Qantas - a near death experience

It all goes back to the film version of Arthur Hailey's Airport. By 1970 standards, this was an exciting, extravagent movie and it scared the shit out of me. Watching it in Superpanavision and stereo, on a big screen was really the only way to experience it. You have to remember, young readers, that in 1970, most people had never flown anywhere in their lives. I only did it once before then, and it was like being in a dream. People dressed up to fly. Air Hostesses cossetted you from start to finish and you got china cups and metal cutlery and you were waved through the airport like you were a VIP and there were no horrid Muzzies to spoil the fun. The pilots looked more likeStarship Captains. At any rate, they could be ugly as a dog's bottom, but the uniform and peaked cap with the spaghetti on it had a built in knicker-elastic melter.
Flying to me is always a re-run of the movie, Airport. I look furtively around to see if there is a nervous, sweaty little man clutching a briefcase, or a sweet little sick boy in need of an urgent transplant, or worse, a singing nun. Too many cliche passengers and I want to get off.
Which brings me to my story of the week:
Qantas had a serious emergency in November when an engine blew up in flight. At the time the extent of the emergency was underplayed by those laconic, laid back seeming pilots; "sorry folks, one of the engines is shot to buggery. Open another tinnie and the sheilas and poofters will come round with some extra Pringles while we get it sorted out." The release of what actually happened is chilling. Yes, the pilots, all five of them, did an incredible job, but their problems amounted to far more than a blown engine.

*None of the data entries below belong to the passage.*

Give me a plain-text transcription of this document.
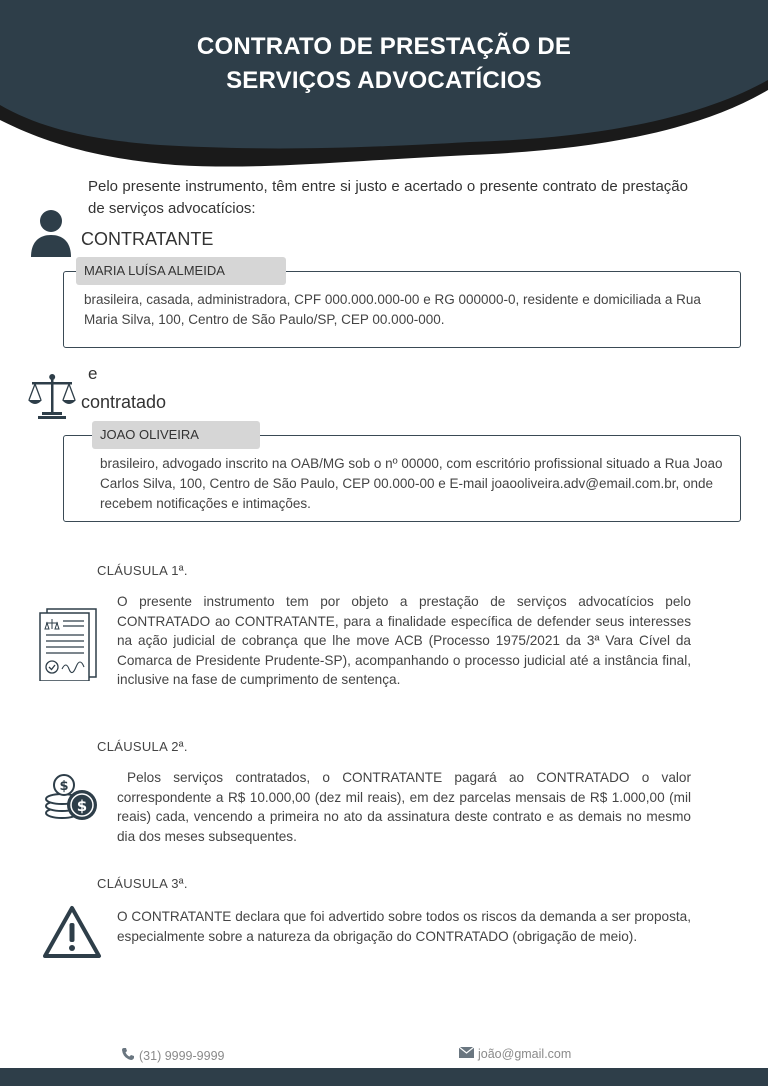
CONTRATO DE PRESTAÇÃO DE
SERVIÇOS ADVOCATÍCIOS
Pelo presente instrumento, têm entre si justo e acertado o presente contrato de prestação de serviços advocatícios:
CONTRATANTE
MARIA LUÍSA ALMEIDA
brasileira, casada, administradora, CPF 000.000.000-00 e RG 000000-0, residente e domiciliada a Rua Maria Silva, 100, Centro de São Paulo/SP, CEP 00.000-000.
e
contratado
JOAO OLIVEIRA
brasileiro, advogado inscrito na OAB/MG sob o nº 00000, com escritório profissional situado a Rua Joao Carlos Silva, 100, Centro de São Paulo, CEP 00.000-00 e E-mail joaooliveira.adv@email.com.br, onde recebem notificações e intimações.
CLÁUSULA 1ª.
O presente instrumento tem por objeto a prestação de serviços advocatícios pelo CONTRATADO ao CONTRATANTE, para a finalidade específica de defender seus interesses na ação judicial de cobrança que lhe move ACB (Processo 1975/2021 da 3ª Vara Cível da Comarca de Presidente Prudente-SP), acompanhando o processo judicial até a instância final, inclusive na fase de cumprimento de sentença.
CLÁUSULA 2ª.
$
$
Pelos serviços contratados, o CONTRATANTE pagará ao CONTRATADO o valor correspondente a R$ 10.000,00 (dez mil reais), em dez parcelas mensais de R$ 1.000,00 (mil reais) cada, vencendo a primeira no ato da assinatura deste contrato e as demais no mesmo dia dos meses subsequentes.
CLÁUSULA 3ª.
O CONTRATANTE declara que foi advertido sobre todos os riscos da demanda a ser proposta, especialmente sobre a natureza da obrigação do CONTRATADO (obrigação de meio).
(31) 9999-9999	joão@gmail.com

The aircraft would not have arrived safely in Singapore without the focused and effective action of the flight crew," Martin Dolan, the Australian Transport Safety Bureau's Chief Commissioner, said on Friday.
As the Rolls-Royce Trent 900 engine blew apart over Batam Island, Indonesia, minutes after take-off, fragments ripped though parts of the wing, puncturing fuel, hydraulic and electronic systems and leaving the plane with limited flight controls, the ATSB said in a report.
But the magnitude of the damage became clear only when the co-pilot walked through the cabin and a passenger, another pilot, showed him a picture from a camera mounted on the plane's tail and fed into the onboard entertainment system.
The picture showed the Airbus was leaving a trail of fluid behind -- most likely fuel and perhaps hydraulic fluid -- from a puncture through the wing.
As the plane lost fuel quickly, its center of gravity also started to shift, presenting another problem. But the crew could not shift fuel as required as it was not clear how badly the fuel system was damaged, the report said.
There were so many warnings, it took pilots 50 minutes just to complete the required responses before they could prepare the plane for landing.
The number of errors was such that computers calculating landing data could not handle them all. Pilots removed some options, hoping that would still be enough to make an accurate call.
With the plane coming in at 440 tons, about 50 tons heavier than its maximum landing weight, the computer eventually concluded it would stop with just 100 meters of runway to spare at Singapore's Changi Airport, the report said.
But 100 meters was enough for the crew and they opted to land instead of dumping fuel, which would further upset the plane's balance.
The A380 "remained controllable" as its prepared to land, but it lost many of its systems which controlled pitch, speed and braking, so pilots asked the cabin crew to prepare for an emergency evacuation as they risked a runway overrun, it said.
The Airbus stopped with just 150 meters of concrete left, brakes heated to 900 degrees Celsius and four blown tires.
In addition, it was gushing fuel and one of its engines refused to shut down for over two hours, until fire crews drowned it with foam

I am no aviation expert, but they appear to have come within a gnat's whisker of all dying in a massive fireball, either in the air or on crash landing. Quantas have the finest safety record in the world, having not had a fatal crash in 60 years of jet aviation.

Happy flying.


Jim said...

Phew. Some scary story. I read that it was pure luck that an off duty spare crew were passengers on the flight and were able to help the crew during the crisis.
These new double decker 500 seaters were supposed to be bullet proof but for some reason the RR Trents have been letting them down. This is the same engine that is used in Boeing aircraft aswell so it's all very mysterious.

Richard said...

Jeebers. I don't like flying, and stories like this just confirm my instincts. If God had meant us to fly, He'd have given us tickets.

Angry Exile said...

"If God had meant us to fly, He'd have given us tickets."

If God had meant us to fly he wouldn't have given us paranoid Americans, the TSA, increasing security theatre and interminable queues for it all. If there isn't an actual ocean in the way I prefer to drive these days. I rather like flying Qantas but driving, despite the combined efforts of the Victorian, South Australian and New South Wales police, is actually less hassle.